Key Terms Flashcards
Catharsis theory
Suggests that seeing violence on TV helps viewers release tension and violent thoughts, making them less likely to commit violent acts themselves.
Agenda-setting
A practice in journalism where an editor or journalist selects what to include in the news and choose a particular angle - effecting how the story is perceived by their audience.
Censorship
Control of the media (TV, newspapers, film etc.) through banning certain works, scenes, images or language from being broadcasted.
Classical liberalism
The view that the market should be free, with minimum state intervention, and that individuals should take responsibility for themselves.
Consensus
Fundamental agreement within a society mainly concerning norms and values.

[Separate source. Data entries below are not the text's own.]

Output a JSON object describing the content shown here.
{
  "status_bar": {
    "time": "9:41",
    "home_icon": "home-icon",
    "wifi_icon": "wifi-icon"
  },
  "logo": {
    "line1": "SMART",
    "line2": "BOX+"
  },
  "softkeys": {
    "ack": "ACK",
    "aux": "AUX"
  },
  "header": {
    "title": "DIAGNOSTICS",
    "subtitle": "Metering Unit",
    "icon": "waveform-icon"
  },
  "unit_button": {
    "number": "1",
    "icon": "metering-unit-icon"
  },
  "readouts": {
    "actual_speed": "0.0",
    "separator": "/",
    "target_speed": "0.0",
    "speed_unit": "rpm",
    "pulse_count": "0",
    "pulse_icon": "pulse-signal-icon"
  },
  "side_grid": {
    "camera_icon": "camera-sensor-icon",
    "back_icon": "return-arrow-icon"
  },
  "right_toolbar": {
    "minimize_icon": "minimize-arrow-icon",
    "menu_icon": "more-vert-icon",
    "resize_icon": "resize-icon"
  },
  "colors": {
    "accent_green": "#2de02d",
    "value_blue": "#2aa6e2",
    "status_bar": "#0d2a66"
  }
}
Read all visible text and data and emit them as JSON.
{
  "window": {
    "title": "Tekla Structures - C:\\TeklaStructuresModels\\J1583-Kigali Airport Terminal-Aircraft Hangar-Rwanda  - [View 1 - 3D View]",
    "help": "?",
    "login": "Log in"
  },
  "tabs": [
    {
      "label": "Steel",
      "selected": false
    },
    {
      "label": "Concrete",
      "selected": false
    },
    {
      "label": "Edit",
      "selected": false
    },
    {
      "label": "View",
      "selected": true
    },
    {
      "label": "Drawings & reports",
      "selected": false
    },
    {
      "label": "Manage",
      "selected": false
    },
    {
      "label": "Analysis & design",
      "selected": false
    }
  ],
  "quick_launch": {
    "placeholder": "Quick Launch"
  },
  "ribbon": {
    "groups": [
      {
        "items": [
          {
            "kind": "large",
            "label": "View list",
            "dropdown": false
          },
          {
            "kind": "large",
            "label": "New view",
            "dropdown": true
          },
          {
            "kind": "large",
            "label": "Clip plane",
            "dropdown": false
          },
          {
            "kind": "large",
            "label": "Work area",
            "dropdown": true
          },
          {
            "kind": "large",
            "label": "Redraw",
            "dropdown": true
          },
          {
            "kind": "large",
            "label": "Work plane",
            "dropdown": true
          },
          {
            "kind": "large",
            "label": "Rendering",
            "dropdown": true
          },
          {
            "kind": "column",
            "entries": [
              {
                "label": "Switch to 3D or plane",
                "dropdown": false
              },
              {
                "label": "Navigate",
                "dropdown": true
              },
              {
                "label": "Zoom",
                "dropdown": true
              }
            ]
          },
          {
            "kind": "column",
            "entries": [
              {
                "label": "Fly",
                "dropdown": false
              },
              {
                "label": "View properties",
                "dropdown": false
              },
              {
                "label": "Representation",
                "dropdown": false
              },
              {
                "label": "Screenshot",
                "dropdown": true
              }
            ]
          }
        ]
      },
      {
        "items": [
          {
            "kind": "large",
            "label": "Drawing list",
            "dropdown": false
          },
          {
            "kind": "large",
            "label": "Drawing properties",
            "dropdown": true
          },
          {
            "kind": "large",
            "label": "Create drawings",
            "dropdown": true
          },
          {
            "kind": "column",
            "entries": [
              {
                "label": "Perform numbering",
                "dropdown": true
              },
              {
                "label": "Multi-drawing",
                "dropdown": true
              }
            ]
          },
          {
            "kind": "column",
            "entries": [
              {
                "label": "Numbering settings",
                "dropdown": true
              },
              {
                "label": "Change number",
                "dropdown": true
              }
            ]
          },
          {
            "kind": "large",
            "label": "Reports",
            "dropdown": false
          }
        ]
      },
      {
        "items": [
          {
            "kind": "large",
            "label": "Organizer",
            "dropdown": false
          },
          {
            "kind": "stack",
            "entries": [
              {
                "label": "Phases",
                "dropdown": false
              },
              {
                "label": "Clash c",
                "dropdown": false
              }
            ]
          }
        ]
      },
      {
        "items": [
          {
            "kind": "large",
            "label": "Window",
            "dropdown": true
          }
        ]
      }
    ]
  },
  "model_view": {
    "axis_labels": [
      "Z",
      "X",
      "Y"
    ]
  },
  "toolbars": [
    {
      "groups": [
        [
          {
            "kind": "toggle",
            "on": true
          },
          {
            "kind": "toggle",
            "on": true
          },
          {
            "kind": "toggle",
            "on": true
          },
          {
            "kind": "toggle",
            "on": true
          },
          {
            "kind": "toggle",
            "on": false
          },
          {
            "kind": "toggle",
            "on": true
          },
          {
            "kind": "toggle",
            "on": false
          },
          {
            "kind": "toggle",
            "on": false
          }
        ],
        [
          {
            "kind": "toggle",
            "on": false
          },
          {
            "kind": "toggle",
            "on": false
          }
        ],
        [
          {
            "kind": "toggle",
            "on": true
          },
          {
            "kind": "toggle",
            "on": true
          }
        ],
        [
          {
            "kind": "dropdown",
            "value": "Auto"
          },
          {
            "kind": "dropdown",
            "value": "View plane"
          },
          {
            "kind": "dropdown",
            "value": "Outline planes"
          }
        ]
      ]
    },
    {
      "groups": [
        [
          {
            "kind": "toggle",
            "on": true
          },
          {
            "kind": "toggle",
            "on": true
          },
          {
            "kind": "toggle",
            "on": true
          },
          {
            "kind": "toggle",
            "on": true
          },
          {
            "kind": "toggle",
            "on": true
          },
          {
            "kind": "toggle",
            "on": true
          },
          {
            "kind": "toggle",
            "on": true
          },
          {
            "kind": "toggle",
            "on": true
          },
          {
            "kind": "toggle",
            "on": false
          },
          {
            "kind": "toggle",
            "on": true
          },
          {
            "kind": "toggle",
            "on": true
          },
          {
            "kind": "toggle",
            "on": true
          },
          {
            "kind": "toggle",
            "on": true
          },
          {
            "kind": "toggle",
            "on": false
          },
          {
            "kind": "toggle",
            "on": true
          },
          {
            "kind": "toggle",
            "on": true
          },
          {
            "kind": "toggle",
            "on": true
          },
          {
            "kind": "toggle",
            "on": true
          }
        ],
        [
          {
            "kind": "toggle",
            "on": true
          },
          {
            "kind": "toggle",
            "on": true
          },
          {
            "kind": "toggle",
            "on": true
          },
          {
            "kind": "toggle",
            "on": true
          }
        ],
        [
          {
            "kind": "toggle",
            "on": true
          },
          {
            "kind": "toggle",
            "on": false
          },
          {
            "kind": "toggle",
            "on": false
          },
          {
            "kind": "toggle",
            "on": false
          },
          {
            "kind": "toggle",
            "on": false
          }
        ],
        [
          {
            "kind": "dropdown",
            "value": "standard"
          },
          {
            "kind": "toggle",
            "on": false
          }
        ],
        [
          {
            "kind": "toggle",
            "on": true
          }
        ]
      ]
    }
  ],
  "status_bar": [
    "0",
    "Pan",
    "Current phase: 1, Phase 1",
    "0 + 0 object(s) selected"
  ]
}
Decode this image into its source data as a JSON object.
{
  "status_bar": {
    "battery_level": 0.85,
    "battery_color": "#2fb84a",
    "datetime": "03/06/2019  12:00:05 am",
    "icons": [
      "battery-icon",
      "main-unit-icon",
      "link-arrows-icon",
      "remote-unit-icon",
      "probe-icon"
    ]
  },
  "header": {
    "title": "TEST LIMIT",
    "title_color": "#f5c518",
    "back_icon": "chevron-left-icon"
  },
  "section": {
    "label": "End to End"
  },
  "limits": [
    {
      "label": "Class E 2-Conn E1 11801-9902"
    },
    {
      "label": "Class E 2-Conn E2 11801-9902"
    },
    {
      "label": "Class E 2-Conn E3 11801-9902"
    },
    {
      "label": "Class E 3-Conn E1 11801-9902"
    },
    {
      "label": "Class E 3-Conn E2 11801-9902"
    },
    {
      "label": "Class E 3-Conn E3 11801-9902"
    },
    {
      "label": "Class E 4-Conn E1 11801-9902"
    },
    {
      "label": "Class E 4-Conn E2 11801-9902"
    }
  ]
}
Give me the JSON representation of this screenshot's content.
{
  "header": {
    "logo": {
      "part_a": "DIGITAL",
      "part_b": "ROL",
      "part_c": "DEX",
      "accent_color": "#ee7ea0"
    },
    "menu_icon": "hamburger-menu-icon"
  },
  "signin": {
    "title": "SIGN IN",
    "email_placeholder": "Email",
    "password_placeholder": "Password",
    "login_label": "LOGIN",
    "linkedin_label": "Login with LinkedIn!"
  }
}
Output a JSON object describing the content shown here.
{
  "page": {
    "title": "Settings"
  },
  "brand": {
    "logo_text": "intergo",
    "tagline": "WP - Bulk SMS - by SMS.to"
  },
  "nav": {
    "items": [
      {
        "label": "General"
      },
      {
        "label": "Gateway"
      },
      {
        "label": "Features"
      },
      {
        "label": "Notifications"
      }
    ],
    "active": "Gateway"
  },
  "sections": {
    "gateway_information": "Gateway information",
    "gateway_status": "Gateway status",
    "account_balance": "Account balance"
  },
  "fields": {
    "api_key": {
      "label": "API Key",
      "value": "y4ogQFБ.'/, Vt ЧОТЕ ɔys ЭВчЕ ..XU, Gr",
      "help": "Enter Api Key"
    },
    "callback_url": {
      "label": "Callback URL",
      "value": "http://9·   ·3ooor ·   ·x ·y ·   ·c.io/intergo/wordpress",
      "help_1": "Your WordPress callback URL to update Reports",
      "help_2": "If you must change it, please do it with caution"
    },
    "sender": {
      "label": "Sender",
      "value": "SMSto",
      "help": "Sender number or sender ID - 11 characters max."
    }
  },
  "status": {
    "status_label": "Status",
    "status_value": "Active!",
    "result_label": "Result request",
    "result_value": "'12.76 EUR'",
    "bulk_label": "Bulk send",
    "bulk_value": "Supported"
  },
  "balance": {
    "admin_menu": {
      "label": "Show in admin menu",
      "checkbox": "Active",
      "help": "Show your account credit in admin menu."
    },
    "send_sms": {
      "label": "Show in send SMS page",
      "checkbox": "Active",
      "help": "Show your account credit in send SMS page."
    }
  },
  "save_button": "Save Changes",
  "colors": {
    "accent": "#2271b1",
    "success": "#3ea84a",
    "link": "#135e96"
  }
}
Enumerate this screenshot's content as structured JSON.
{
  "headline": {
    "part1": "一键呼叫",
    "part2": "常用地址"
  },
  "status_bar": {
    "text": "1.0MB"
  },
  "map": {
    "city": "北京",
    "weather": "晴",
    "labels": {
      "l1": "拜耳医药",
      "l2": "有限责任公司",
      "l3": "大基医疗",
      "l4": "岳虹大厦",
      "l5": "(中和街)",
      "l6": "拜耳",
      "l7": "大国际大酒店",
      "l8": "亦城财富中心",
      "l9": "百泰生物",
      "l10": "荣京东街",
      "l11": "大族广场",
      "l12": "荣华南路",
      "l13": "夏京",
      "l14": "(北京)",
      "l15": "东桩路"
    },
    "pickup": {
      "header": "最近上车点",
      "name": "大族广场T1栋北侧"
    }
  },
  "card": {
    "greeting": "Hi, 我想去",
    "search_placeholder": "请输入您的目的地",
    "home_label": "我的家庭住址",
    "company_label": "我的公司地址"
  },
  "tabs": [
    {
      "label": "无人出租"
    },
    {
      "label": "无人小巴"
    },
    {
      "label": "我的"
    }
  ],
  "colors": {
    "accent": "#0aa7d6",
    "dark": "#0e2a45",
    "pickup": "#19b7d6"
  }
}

Functionalist theory suggesting that socialisation has integrated people share the same values.
Culture
The “way of life” of a society or group. Culture is made up of such things like language, customs, knowledge, norms and values that’s passed on through generations
False consciousness
Marxism says that workers are in a state of false consciousness about their place in society. Supporting the ruling class interests through the media and other areas of society.
False needs
Things people think they need but which don’t really satisfy them. Marxists say these false need have been created by a capitalist culture to encourage consumerism.
Glasgow university media group (1976-1982)
Found that TV coverage of workplace strikes in the ’70s was biased in favor of management.
Against the strikers terms of the perspective, the language used etc.
Hegemony
The domination of one group of people over others, or of one set of ideas and values over others.
Law, religion, literature and media may all be used to make the dominant group or values legitimate and to discredit alternatives.
Hypodermic syringe model
The idea that the media injects its message directly into the minds of the audience.
It claims that all people in the audience are affected in the same way, and that they’re powerless to resist or reject the message.
Ideological state apparatus
Institutions like the media can spread the ideology of the state.
Mass media
Ways of communicating with large numbers of people, e.g. Newspapers, TV, Internet and radio.
Metanarrative
An overarching, all-encompassing story which gives meaning to history and events.
Moral panic
A fear of a moral crisis in society. The mass media have a big role in starting moral panics in contemporary society.